City Has Too Many Apartments

City Has Too Many Apartments HATTIESBURG, MS - A recent report commissioned by the Hattiesburg City Council confirms the assumptions of city leaders: Hattiesburg has too many apartments. According to the current draft of the Hattiesburg Area Rental Housing Survey, Hattiesburg's apartment vacancy rate has experienced a dramatic increase in just four years - up more than six times from 2.1 percent in 2005 to 13.4 percent in spring 2009.

The survey was conducted by the Department of Economic and Workforce Development at the University of Southern Mississippi between January and April.

The survey attributes the spike in vacancy to the troubled economy and the number of new multi-family units that have popped up in the area - including 1,600 in the past four years.

The report's findings now will make it harder for developers to prove the need for more apartments in areas zoned for single-family use, officials say.

"We need to remember... why we asked for this study to be done," said Council President Kim Bradley. "It was during a time when all these developers came asking (the city) for zoning changes to convert these areas designated as single-family to multi-family use."

In the past, one of the main criteria to have those zoning requests granted was for developers to establish a need for additional units in an area. "That doesn't stand up anymore," Bradley said. "There are plenty of places for people to live."

The city's need for more apartments, as it relates to zoning changes, also has led to a legal saga after a North Carolina development company sued the city after City Council denied its request for a zoning change for a tract of land in the Highlands neighborhood.
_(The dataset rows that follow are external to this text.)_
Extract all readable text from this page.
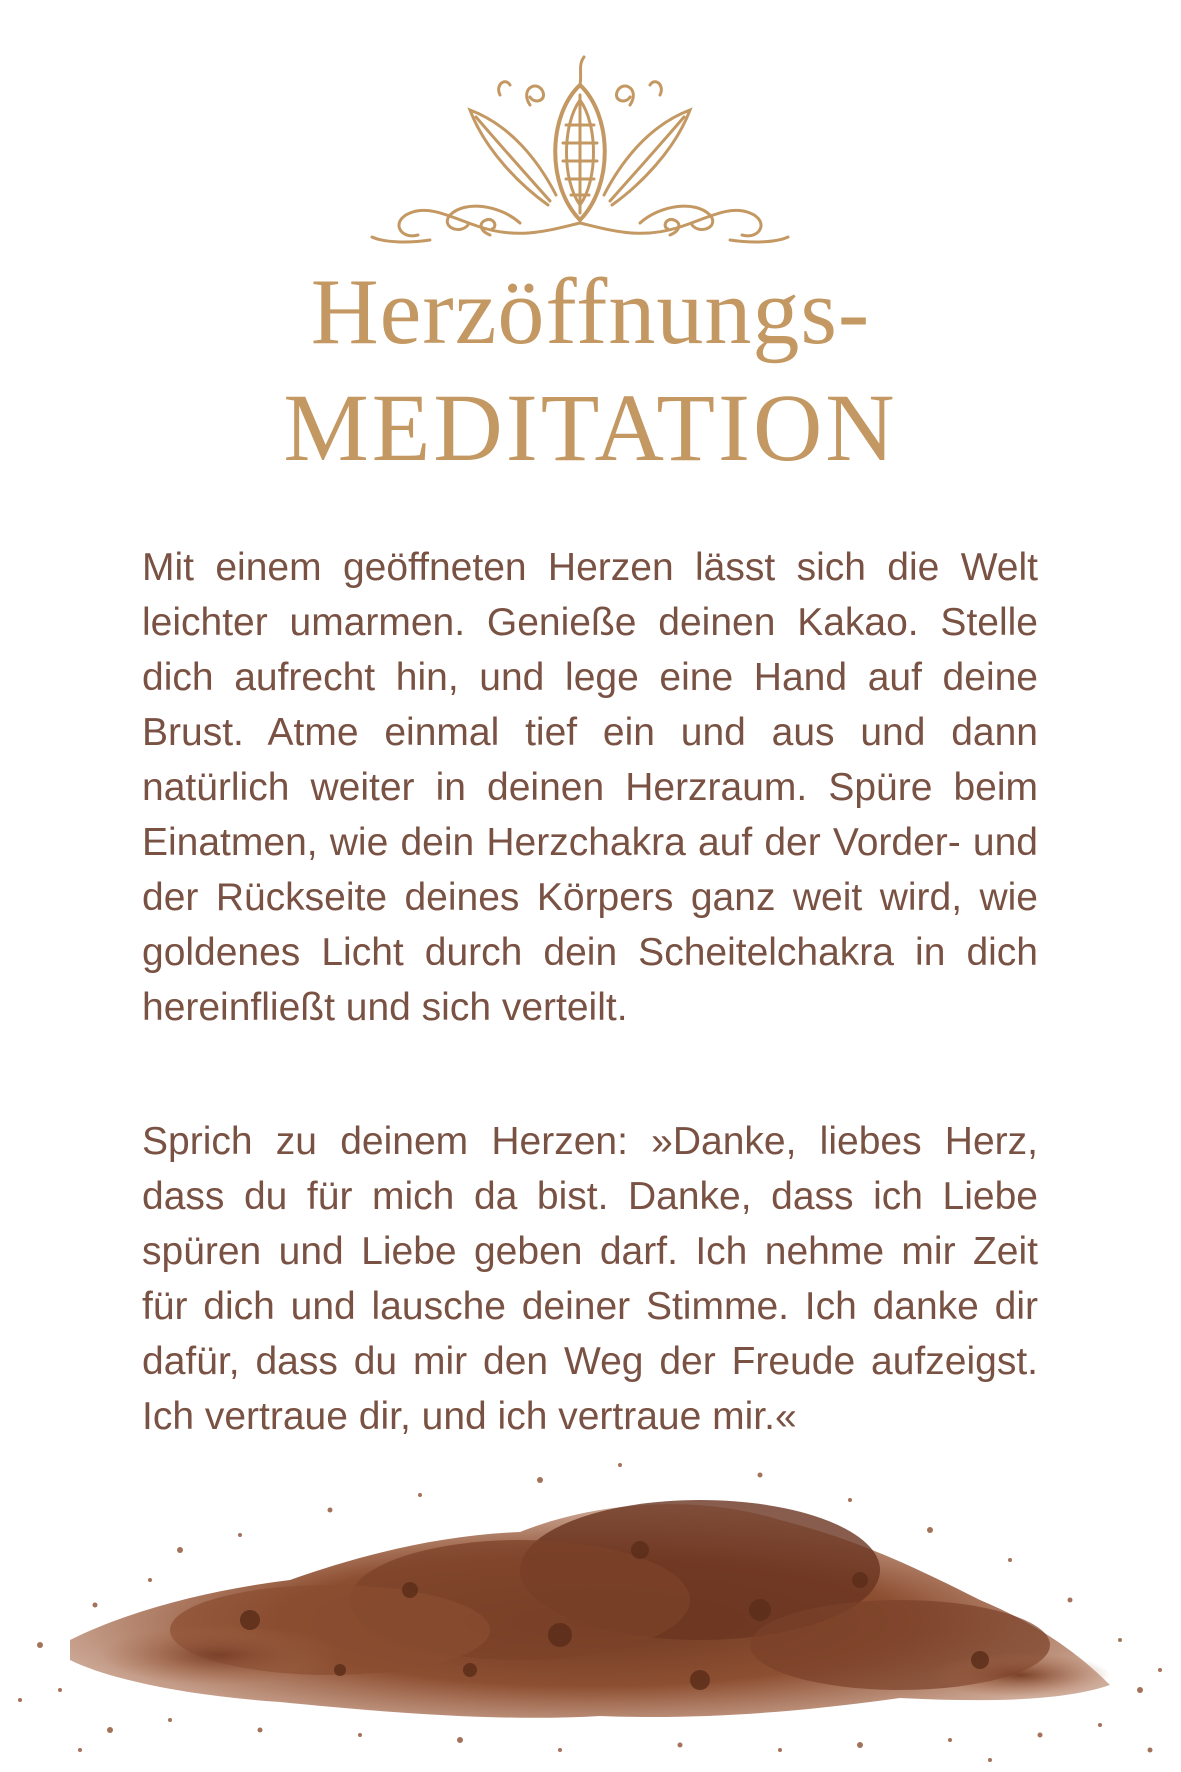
Herzöffnungs-
MEDITATION

Mit einem geöffneten Herzen lässt sich die Welt leichter umarmen. Genieße deinen Kakao. Stelle dich aufrecht hin, und lege eine Hand auf deine Brust. Atme einmal tief ein und aus und dann natürlich weiter in deinen Herzraum. Spüre beim Einatmen, wie dein Herzchakra auf der Vorder- und der Rückseite deines Körpers ganz weit wird, wie goldenes Licht durch dein Scheitelchakra in dich hereinfließt und sich verteilt.

Sprich zu deinem Herzen: »Danke, liebes Herz, dass du für mich da bist. Danke, dass ich Liebe spüren und Liebe geben darf. Ich nehme mir Zeit für dich und lausche deiner Stimme. Ich danke dir dafür, dass du mir den Weg der Freude aufzeigst. Ich vertraue dir, und ich vertraue mir.«
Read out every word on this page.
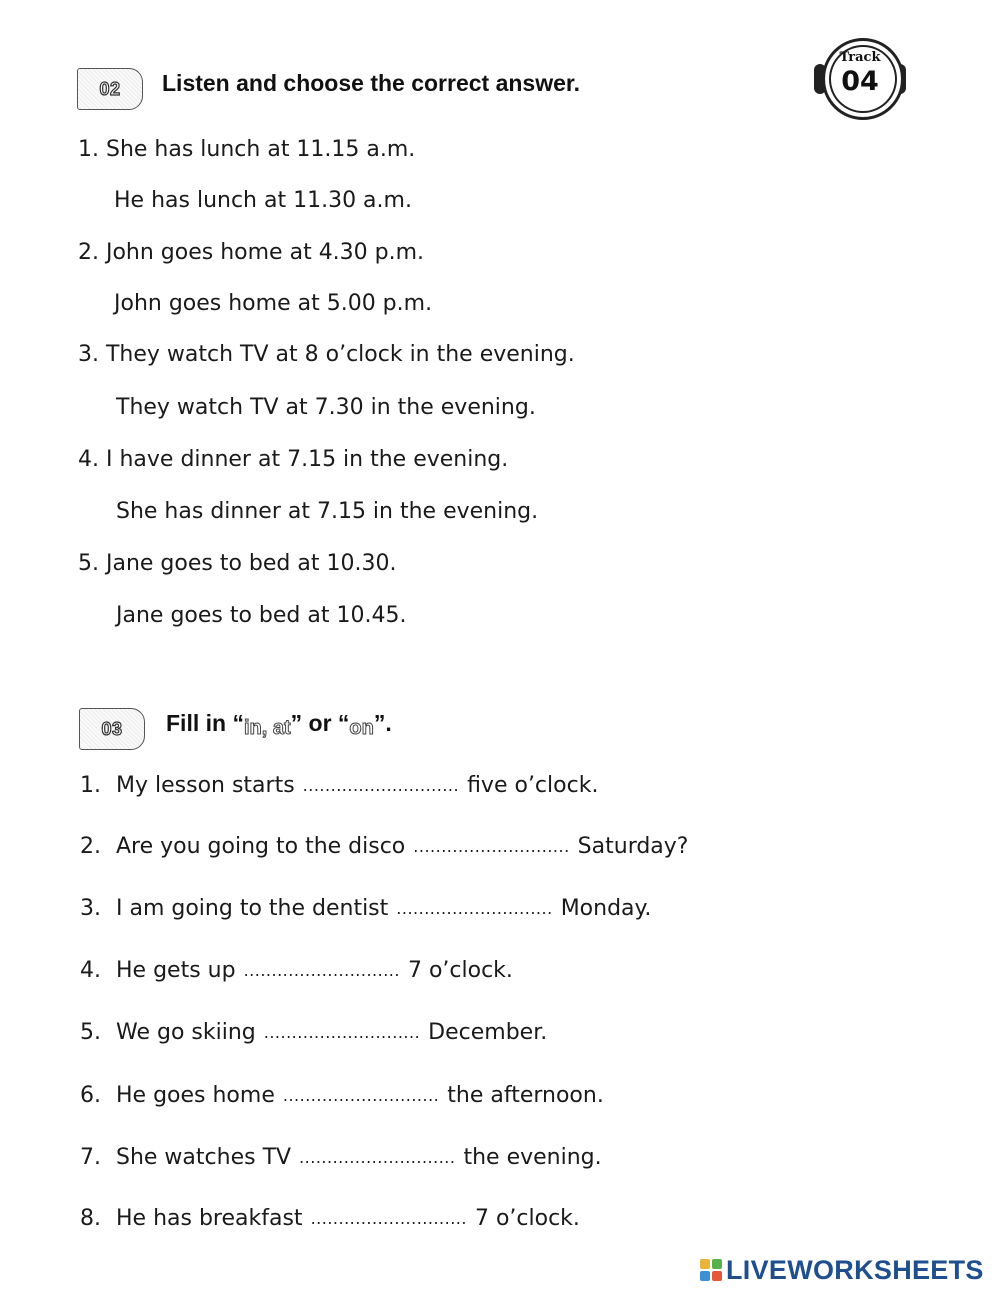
02 Listen and choose the correct answer.
Track
04
1. She has lunch at 11.15 a.m.
He has lunch at 11.30 a.m.
2. John goes home at 4.30 p.m.
John goes home at 5.00 p.m.
3. They watch TV at 8 o’clock in the evening.
They watch TV at 7.30 in the evening.
4. I have dinner at 7.15 in the evening.
She has dinner at 7.15 in the evening.
5. Jane goes to bed at 10.30.
Jane goes to bed at 10.45.
03 Fill in “in, at” or “on”.
1. My lesson starts ............................ five o’clock.
2. Are you going to the disco ............................ Saturday?
3. I am going to the dentist ............................ Monday.
4. He gets up ............................ 7 o’clock.
5. We go skiing ............................ December.
6. He goes home ............................ the afternoon.
7. She watches TV ............................ the evening.
8. He has breakfast ............................ 7 o’clock.
LIVEWORKSHEETS
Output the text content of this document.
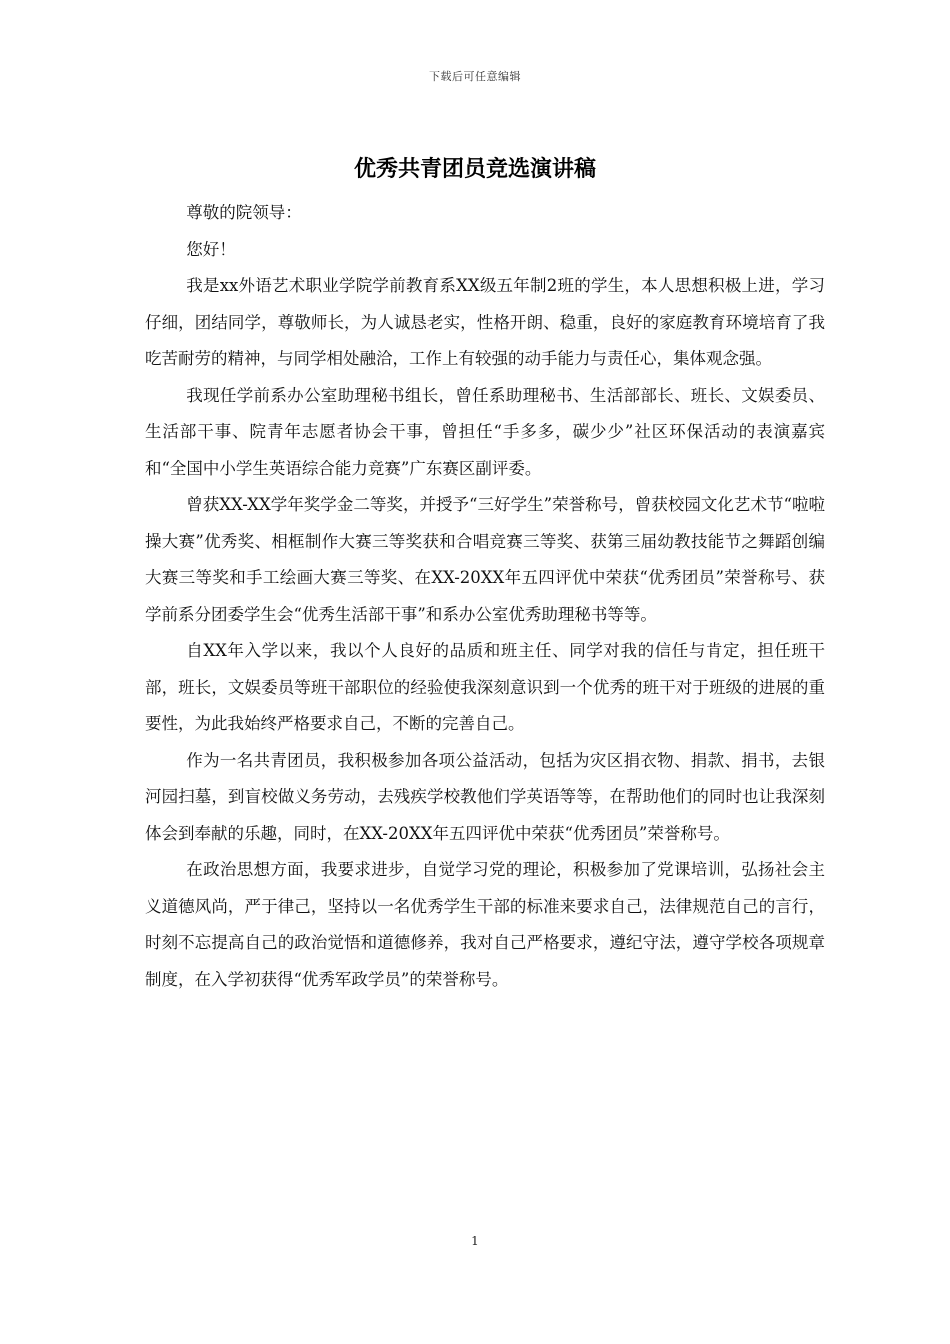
下载后可任意编辑
优秀共青团员竞选演讲稿

尊敬的院领导：

您好！

我是xx外语艺术职业学院学前教育系XX级五年制2班的学生，本人思想积极上进，学习仔细，团结同学，尊敬师长，为人诚恳老实，性格开朗、稳重，良好的家庭教育环境培育了我吃苦耐劳的精神，与同学相处融洽，工作上有较强的动手能力与责任心，集体观念强。

我现任学前系办公室助理秘书组长，曾任系助理秘书、生活部部长、班长、文娱委员、生活部干事、院青年志愿者协会干事，曾担任“手多多，碳少少”社区环保活动的表演嘉宾和“全国中小学生英语综合能力竞赛”广东赛区副评委。

曾获XX-XX学年奖学金二等奖，并授予“三好学生”荣誉称号，曾获校园文化艺术节“啦啦操大赛”优秀奖、相框制作大赛三等奖获和合唱竞赛三等奖、获第三届幼教技能节之舞蹈创编大赛三等奖和手工绘画大赛三等奖、在XX-20XX年五四评优中荣获“优秀团员”荣誉称号、获学前系分团委学生会“优秀生活部干事”和系办公室优秀助理秘书等等。

自XX年入学以来，我以个人良好的品质和班主任、同学对我的信任与肯定，担任班干部，班长，文娱委员等班干部职位的经验使我深刻意识到一个优秀的班干对于班级的进展的重要性，为此我始终严格要求自己，不断的完善自己。

作为一名共青团员，我积极参加各项公益活动，包括为灾区捐衣物、捐款、捐书，去银河园扫墓，到盲校做义务劳动，去残疾学校教他们学英语等等，在帮助他们的同时也让我深刻体会到奉献的乐趣，同时，在XX-20XX年五四评优中荣获“优秀团员”荣誉称号。

在政治思想方面，我要求进步，自觉学习党的理论，积极参加了党课培训，弘扬社会主义道德风尚，严于律己，坚持以一名优秀学生干部的标准来要求自己，法律规范自己的言行，时刻不忘提高自己的政治觉悟和道德修养，我对自己严格要求，遵纪守法，遵守学校各项规章制度，在入学初获得“优秀军政学员”的荣誉称号。

1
The Highlands area is located in Bradley's district.

Residents in the neighborhood said the apartment growth along a street in their community - Beverly Hills Road - had begun to encroach upon the integrity of their once single-family atmosphere.

The case currently sits in the Mississippi Supreme Court, waiting a ruling on the appeal, filed by the city, to the June 5, 2008, decision from a circuit court judge that ruled in favor of the development company.

"The briefing from both sides was just completed about a month ago," city attorney Charles Lawrence said. Lawrence said he doesn't expect a ruling on the appeal until late fall.

Last summer, the council enacted a moratorium to cease apartment construction in areas that required a zoning change. The moratorium ended in January.

Bradley said he doubts the City Council will push for another moratorium in light of the survey's findings.

"If someone wants to come into an area already designated for multi-family use, more power to them," he said.

Council is set to review the current draft of the survey during its work session today.

The survey's draft identified 126 multi-family properties within the Hattiesburg area, which includes portions of Petal and Oak Grove.

The vacancy rate data was collected from 77 properties, the survey states.

"I think we talked to a large majority of the properties in the area," said Brian Richard, assistant professor in the Department of Economic and Workforce Development. "We talked to so many that I feel we got a pretty good estimate on what the vacancy rate is."

Richard said data wasn't collect from the remaining properties either because they could not be reached or didn't want to participate in the survey.

The 77 properties supply Hattiesburg with approximately 7,178 apartment units, according to the survey.

And the number of apartments is expected to increase by 576 once two of the city's major apartment complexes - The Lakes at Turtle Creek and Breckenridge Park on Classic Drive - come online. Both are currently under construction.

"Where are all those people going to come from?" Bradley said. "It's going to be very difficult for a developer to make an argument that he'll be able to stand up and prevail with zoning changes from now on."